Ouverture du capital des officines : les pharmaciens annoncent des grèves nationales

La contestation monte d’un cran dans le secteur de la santé. Les pharmaciens, rejoints par les médecins du secteur libéral et les chirurgiens-dentistes, multiplient les appels à la mobilisation contre la recommandation du Conseil de la concurrence relative à l’ouverture du capital des pharmacies.

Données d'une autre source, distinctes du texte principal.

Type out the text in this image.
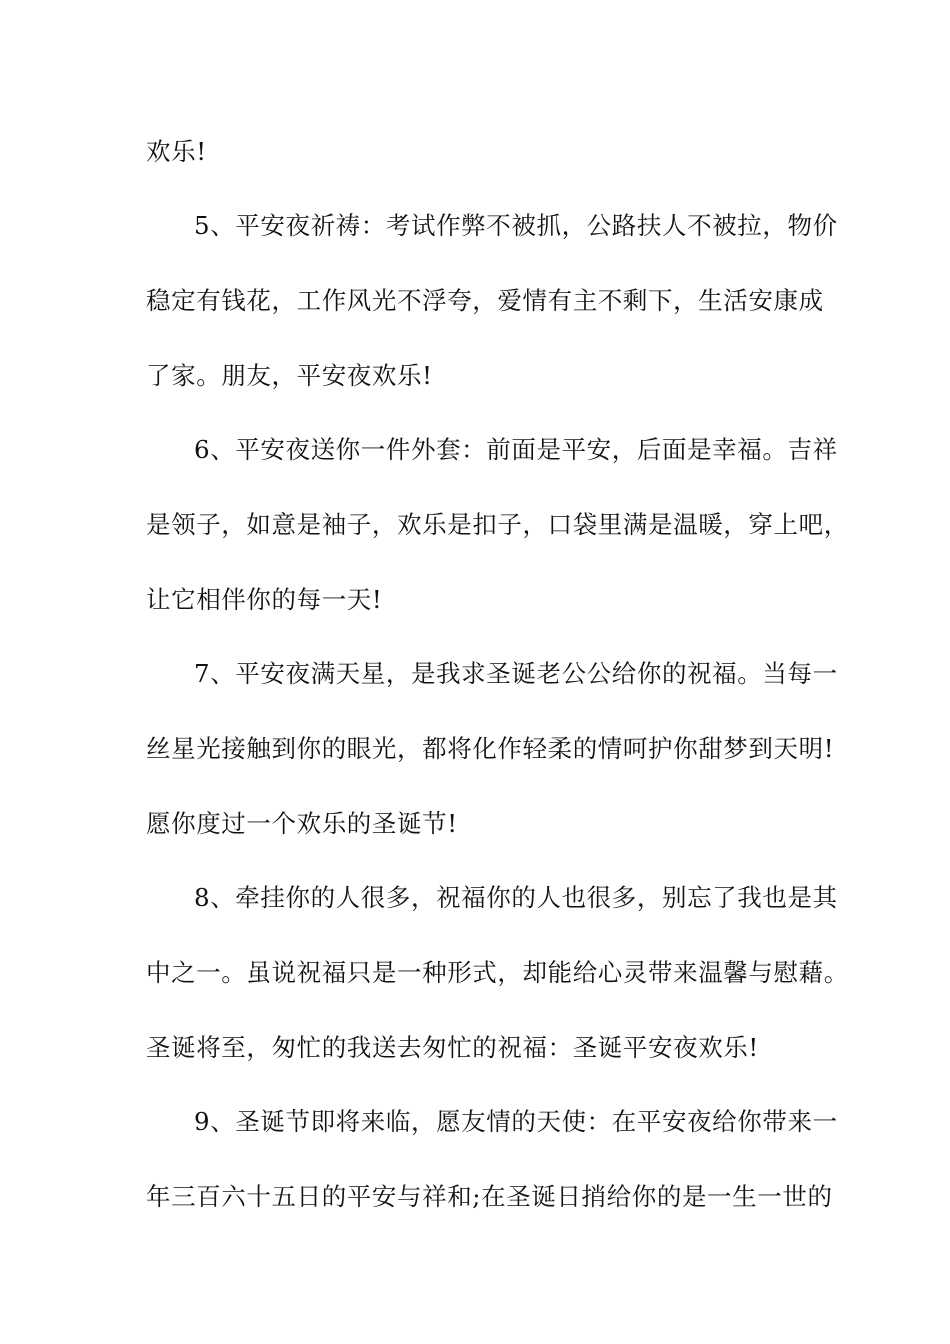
欢乐!
5、平安夜祈祷：考试作弊不被抓，公路扶人不被拉，物价
稳定有钱花，工作风光不浮夸，爱情有主不剩下，生活安康成
了家。朋友，平安夜欢乐!
6、平安夜送你一件外套：前面是平安，后面是幸福。吉祥
是领子，如意是袖子，欢乐是扣子，口袋里满是温暖，穿上吧，
让它相伴你的每一天!
7、平安夜满天星，是我求圣诞老公公给你的祝福。当每一
丝星光接触到你的眼光，都将化作轻柔的情呵护你甜梦到天明!
愿你度过一个欢乐的圣诞节!
8、牵挂你的人很多，祝福你的人也很多，别忘了我也是其
中之一。虽说祝福只是一种形式，却能给心灵带来温馨与慰藉。
圣诞将至，匆忙的我送去匆忙的祝福：圣诞平安夜欢乐!
9、圣诞节即将来临，愿友情的天使：在平安夜给你带来一
年三百六十五日的平安与祥和;在圣诞日捎给你的是一生一世的
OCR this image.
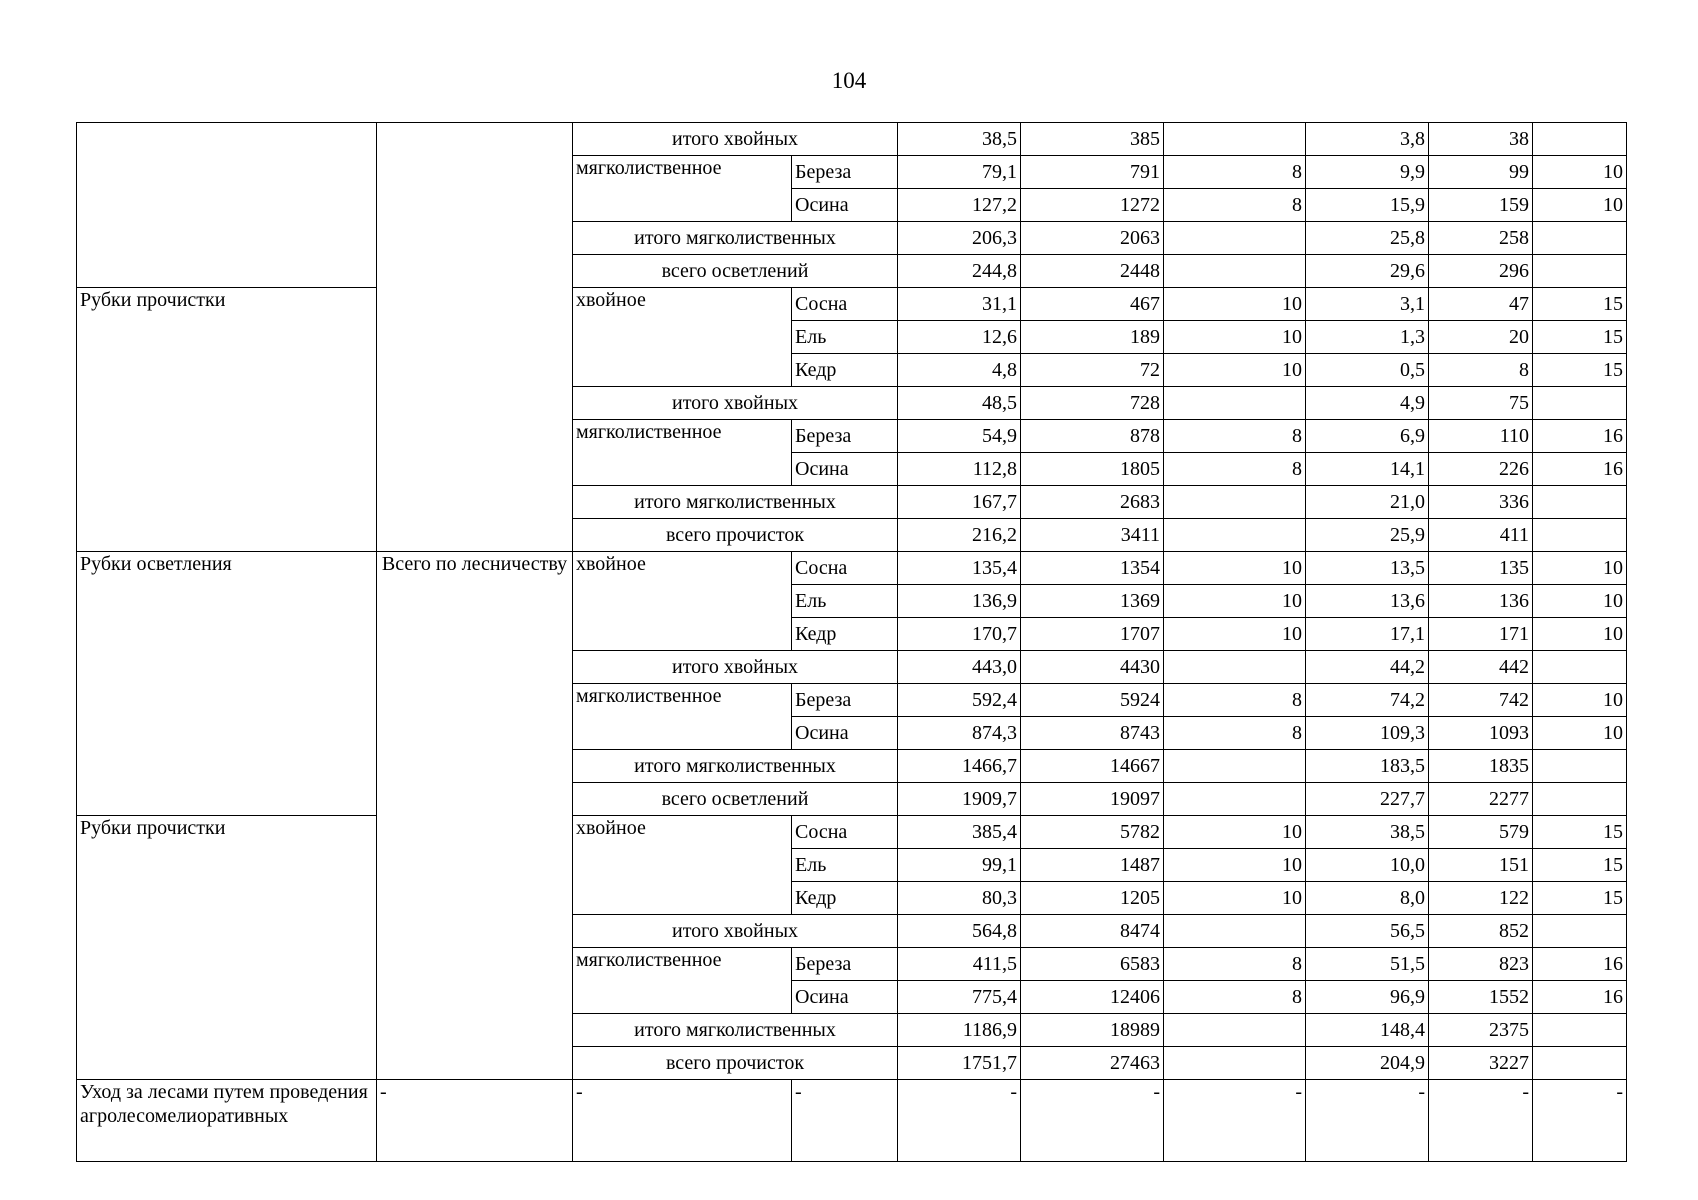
104
		итого хвойных		38,5	385		3,8	38	
		мягколиственное	Береза	79,1	791	8	9,9	99	10
			Осина	127,2	1272	8	15,9	159	10
		итого мягколиственных		206,3	2063		25,8	258	
		всего осветлений		244,8	2448		29,6	296	
Рубки прочистки		хвойное	Сосна	31,1	467	10	3,1	47	15
			Ель	12,6	189	10	1,3	20	15
			Кедр	4,8	72	10	0,5	8	15
		итого хвойных		48,5	728		4,9	75	
		мягколиственное	Береза	54,9	878	8	6,9	110	16
			Осина	112,8	1805	8	14,1	226	16
		итого мягколиственных		167,7	2683		21,0	336	
		всего прочисток		216,2	3411		25,9	411	
Рубки осветления	Всего по лесничеству	хвойное	Сосна	135,4	1354	10	13,5	135	10
			Ель	136,9	1369	10	13,6	136	10
			Кедр	170,7	1707	10	17,1	171	10
		итого хвойных		443,0	4430		44,2	442	
		мягколиственное	Береза	592,4	5924	8	74,2	742	10
			Осина	874,3	8743	8	109,3	1093	10
		итого мягколиственных		1466,7	14667		183,5	1835	
		всего осветлений		1909,7	19097		227,7	2277	
Рубки прочистки		хвойное	Сосна	385,4	5782	10	38,5	579	15
			Ель	99,1	1487	10	10,0	151	15
			Кедр	80,3	1205	10	8,0	122	15
		итого хвойных		564,8	8474		56,5	852	
		мягколиственное	Береза	411,5	6583	8	51,5	823	16
			Осина	775,4	12406	8	96,9	1552	16
		итого мягколиственных		1186,9	18989		148,4	2375	
		всего прочисток		1751,7	27463		204,9	3227	
Уход за лесами путем проведения агролесомелиоративных	-	-	-	-	-	-	-	-	-
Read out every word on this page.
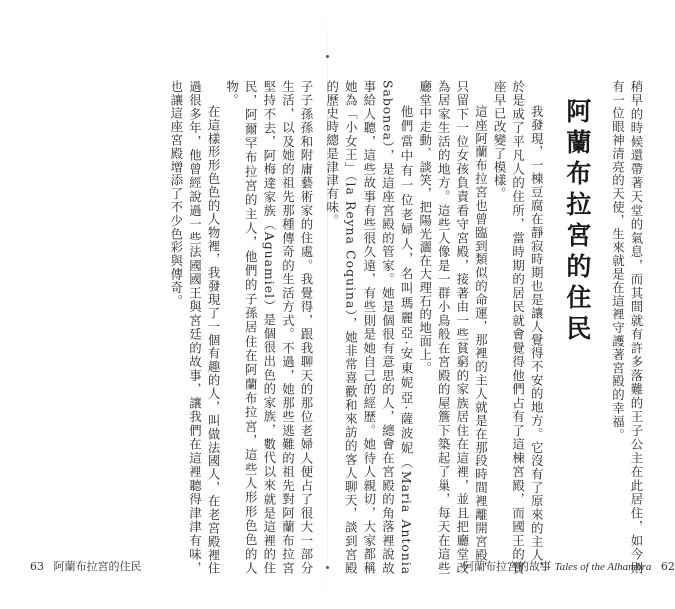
子子孫孫和附庸藝術家的住處。我覺得，跟我聊天的那位老婦人便占了很大一部分生活，以及她的祖先那種傳奇的生活方式。不過，她那些逃難的祖先對阿蘭布拉宮堅持不去，阿梅達家族（Aguamiel）是個很出色的家族，數代以來就是這裡的住民，阿爾罕布拉宮的主人，他們的子孫居住在阿蘭布拉宮，這些人形形色色的人物。

在這樣形形色色的人物裡，我發現了一個有趣的人，叫做法國人，在老宮殿裡住過很多年，他曾經說過一些法國國王與宮廷的故事，讓我們在這裡聽得津津有味，也讓這座宮殿增添了不少色彩與傳奇。

63 阿蘭布拉宮的住民	稍早的時候還帶著天堂的氣息，而其間就有許多落難的王子公主在此居住，如今則有一位眼神清亮的天使，生來就是在這裡守護著宮殿的幸福。

阿蘭布拉宮的住民

我發現，一棟豆腐在靜寂時期也是讓人覺得不安的地方。它沒有了原來的主人，於是成了平凡人的住所，當時期的居民就會覺得他們占有了這棟宮殿，而國王的寶座早已改變了模樣。

這座阿蘭布拉宮也曾臨到類似的命運，那裡的主人就是在那段時間裡離開宮殿，只留下一位女孩負責看守宮殿，接著由一些貧窮的家族居住在這裡，並且把廳堂改為居家生活的地方。這些人像是一群小鳥般在宮殿的屋簷下築起了巢，每天在這些廳堂中走動、談笑，把陽光灑在大理石的地面上。

他們當中有一位老婦人，名叫瑪麗亞·安東妮亞·薩波妮（Maria Antonia Sabonea），是這座宮殿的管家。她是個很有意思的人，總會在宮殿的角落裡說故事給人聽，這些故事有些很久遠，有些則是她自己的經歷。她待人親切，大家都稱她為「小女王」（la Reyna Coquina），她非常喜歡和來訪的客人聊天，談到宮殿的歷史時總是津津有味。

阿蘭布拉宮的故事 Tales of the Alhambra 62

Au cœur du débat : la possibilité d’autoriser des investisseurs non professionnels à entrer dans le capital des officines. Une perspective que les organisations professionnelles jugent lourde de risques pour l’indépendance des métiers de la santé.
Un rejet catégorique
Dans un communiqué conjoint, le Syndicat national des médecins du secteur libéral, la Fédération nationale des syndicats des chirurgiens-dentistes et la Confédération des syndicats des pharmaciens du Maroc expriment leur « rejet catégorique » de toute orientation visant à soumettre les professions de santé à une logique d’investissement financier.
Selon les signataires, l’introduction de capitaux extérieurs porterait atteinte à l’indépendance de la décision thérapeutique et au cadre éthique qui régit l’exercice de ces professions. Ils rappellent que l’intérêt du patient doit primer sur toute considération commerciale.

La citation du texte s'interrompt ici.